The third principle the partners can embrace to help them to lose all sense of separate interests, is active forgiveness, whether of the other person, of oneself, or both. I have described Course-style forgiveness in several other posts in this blog (see for example, “On Needing a Lover who Won’t Drive You Crazy,” published June 9th, 2020). Here I want to mention a different approach to forgiveness, one that does not depend on embracing the metaphysics of A Course in Miracles. I have already mentioned components of this approach above: listening to the other person instead of insisting on being right, working to accept and understand the other person, instead of blaming and attacking them, and endeavoring to look beyond the other person’s behavior, rather than condemning them for it. More generally, active forgiveness means making a conscious, ongoing commitment to giving up ego thinking and ego strategies. It means inviting in love-based thinking, union, and connection with the other person, as well as kindness and compassion for oneself. This commitment does not mean instant success in giving up ego thinking, as that is both unlikely and unreasonable. What matters is the willingness itself: 

The desire and the willingness to let it come precede its coming. You prepare your mind for it only to the extent of recognizing that you want it above all else. (T-18.IV.1:3-4)

The “it” here is the choice for love, which the Course calls, “the holy instant,” and describes as being outside of time. Be that as it may, thinking along the lines of love here in time leads to closeness with the other person and improves the relationship.
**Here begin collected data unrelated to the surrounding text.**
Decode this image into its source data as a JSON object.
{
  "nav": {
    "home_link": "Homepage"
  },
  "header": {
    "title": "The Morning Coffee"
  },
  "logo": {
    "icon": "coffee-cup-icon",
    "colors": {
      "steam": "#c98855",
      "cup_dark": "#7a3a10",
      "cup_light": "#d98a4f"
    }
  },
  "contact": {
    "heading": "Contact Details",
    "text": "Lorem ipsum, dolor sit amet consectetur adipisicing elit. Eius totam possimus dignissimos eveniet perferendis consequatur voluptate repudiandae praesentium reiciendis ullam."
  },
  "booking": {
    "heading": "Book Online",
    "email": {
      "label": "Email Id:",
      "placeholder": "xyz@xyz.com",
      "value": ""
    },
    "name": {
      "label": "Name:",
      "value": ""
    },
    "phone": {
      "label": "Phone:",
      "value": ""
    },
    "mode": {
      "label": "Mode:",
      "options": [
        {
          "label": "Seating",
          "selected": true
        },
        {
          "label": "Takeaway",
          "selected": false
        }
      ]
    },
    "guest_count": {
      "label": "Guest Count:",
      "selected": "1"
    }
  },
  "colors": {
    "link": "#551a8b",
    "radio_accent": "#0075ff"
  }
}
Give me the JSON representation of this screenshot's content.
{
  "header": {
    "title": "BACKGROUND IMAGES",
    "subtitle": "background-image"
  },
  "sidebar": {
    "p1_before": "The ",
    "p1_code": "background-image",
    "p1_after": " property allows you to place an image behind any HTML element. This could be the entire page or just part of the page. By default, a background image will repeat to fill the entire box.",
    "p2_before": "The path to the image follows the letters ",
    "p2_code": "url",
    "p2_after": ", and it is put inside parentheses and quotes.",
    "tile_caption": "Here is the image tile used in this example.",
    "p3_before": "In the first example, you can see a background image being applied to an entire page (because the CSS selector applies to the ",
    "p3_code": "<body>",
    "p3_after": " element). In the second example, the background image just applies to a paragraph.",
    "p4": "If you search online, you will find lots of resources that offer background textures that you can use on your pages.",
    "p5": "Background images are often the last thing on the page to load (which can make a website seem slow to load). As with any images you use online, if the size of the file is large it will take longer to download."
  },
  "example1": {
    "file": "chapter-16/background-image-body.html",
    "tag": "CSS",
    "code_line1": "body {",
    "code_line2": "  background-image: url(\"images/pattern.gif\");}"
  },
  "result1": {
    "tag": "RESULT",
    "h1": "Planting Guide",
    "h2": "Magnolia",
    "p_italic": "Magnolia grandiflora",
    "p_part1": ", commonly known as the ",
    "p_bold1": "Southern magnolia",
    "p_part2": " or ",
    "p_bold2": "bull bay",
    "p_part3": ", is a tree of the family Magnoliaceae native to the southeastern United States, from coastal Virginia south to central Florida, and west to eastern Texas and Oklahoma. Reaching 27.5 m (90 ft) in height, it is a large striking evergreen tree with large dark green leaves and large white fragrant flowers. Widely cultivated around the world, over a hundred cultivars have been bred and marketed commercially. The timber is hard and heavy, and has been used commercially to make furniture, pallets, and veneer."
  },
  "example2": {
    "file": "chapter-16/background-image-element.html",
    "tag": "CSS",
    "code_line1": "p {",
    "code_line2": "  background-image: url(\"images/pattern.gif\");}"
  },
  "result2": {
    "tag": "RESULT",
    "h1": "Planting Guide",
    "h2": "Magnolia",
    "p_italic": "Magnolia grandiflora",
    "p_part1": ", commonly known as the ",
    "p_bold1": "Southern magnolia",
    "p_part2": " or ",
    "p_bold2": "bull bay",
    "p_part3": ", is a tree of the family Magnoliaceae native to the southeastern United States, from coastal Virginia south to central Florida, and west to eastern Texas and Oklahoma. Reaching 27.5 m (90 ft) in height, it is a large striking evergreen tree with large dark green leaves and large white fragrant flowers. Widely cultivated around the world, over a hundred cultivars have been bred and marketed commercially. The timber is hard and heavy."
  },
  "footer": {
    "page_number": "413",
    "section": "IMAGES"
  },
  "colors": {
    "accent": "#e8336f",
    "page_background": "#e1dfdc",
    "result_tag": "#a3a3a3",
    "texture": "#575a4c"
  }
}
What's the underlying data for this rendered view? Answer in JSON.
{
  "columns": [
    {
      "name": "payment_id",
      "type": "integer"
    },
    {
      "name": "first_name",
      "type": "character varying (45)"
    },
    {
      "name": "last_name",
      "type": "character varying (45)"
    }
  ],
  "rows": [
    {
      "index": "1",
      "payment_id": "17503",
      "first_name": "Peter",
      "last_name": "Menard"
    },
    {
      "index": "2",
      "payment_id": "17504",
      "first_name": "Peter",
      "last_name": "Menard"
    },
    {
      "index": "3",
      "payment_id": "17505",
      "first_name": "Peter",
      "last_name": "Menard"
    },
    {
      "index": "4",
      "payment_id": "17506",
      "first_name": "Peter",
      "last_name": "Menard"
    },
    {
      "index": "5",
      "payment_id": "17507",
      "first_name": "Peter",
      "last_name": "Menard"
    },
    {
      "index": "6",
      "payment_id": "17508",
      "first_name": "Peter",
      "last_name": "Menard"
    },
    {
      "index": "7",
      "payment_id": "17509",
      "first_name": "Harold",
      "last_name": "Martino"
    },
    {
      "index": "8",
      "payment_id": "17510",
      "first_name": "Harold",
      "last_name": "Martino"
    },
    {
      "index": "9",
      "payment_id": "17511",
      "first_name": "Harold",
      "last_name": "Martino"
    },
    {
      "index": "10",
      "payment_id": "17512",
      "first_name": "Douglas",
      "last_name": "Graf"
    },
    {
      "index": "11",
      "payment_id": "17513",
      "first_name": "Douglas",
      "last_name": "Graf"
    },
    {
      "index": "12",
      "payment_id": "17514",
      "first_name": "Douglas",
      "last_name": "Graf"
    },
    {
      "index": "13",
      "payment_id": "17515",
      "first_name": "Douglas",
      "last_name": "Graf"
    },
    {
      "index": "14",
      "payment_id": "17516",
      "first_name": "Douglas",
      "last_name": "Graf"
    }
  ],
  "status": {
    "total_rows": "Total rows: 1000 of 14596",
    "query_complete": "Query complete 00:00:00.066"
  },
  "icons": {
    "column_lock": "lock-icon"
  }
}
At the start of most romantic relationships, shared interests come naturally. Two people are usually drawn together because they enjoy one another. There is often a spark between them, along with laughter. They spend time together and gravitate closer and closer. Instinctively, two people join as one. Somewhere along the way, though, many couples experience this sense of joining becoming challenged. Sometimes the challenge is so severe or the challenges are so chronic that the two people part ways. But for those for whom it makes sense to work to transcend the sense of separate interests, I want to share a last quote from A Course in Miracles. It invites back into awareness what for many couples was familiar in their “early days” or years:

… each one learns that giving and receiving are the same. The demarcations they have drawn between their roles, their minds, their bodies, their needs, their interests, and all the differences they thought separated them from one another, fade and grow dim and disappear. (M-2.5:5-6)


A Course in Miracles is published by The Foundation for Inner Peace. All the books comprising the Course, along with the supplemental pamphlets, are now found online:

https://acim.org/acim/en

All quotations of A Course in Miracles in this blog post are drawn from this version of the Course.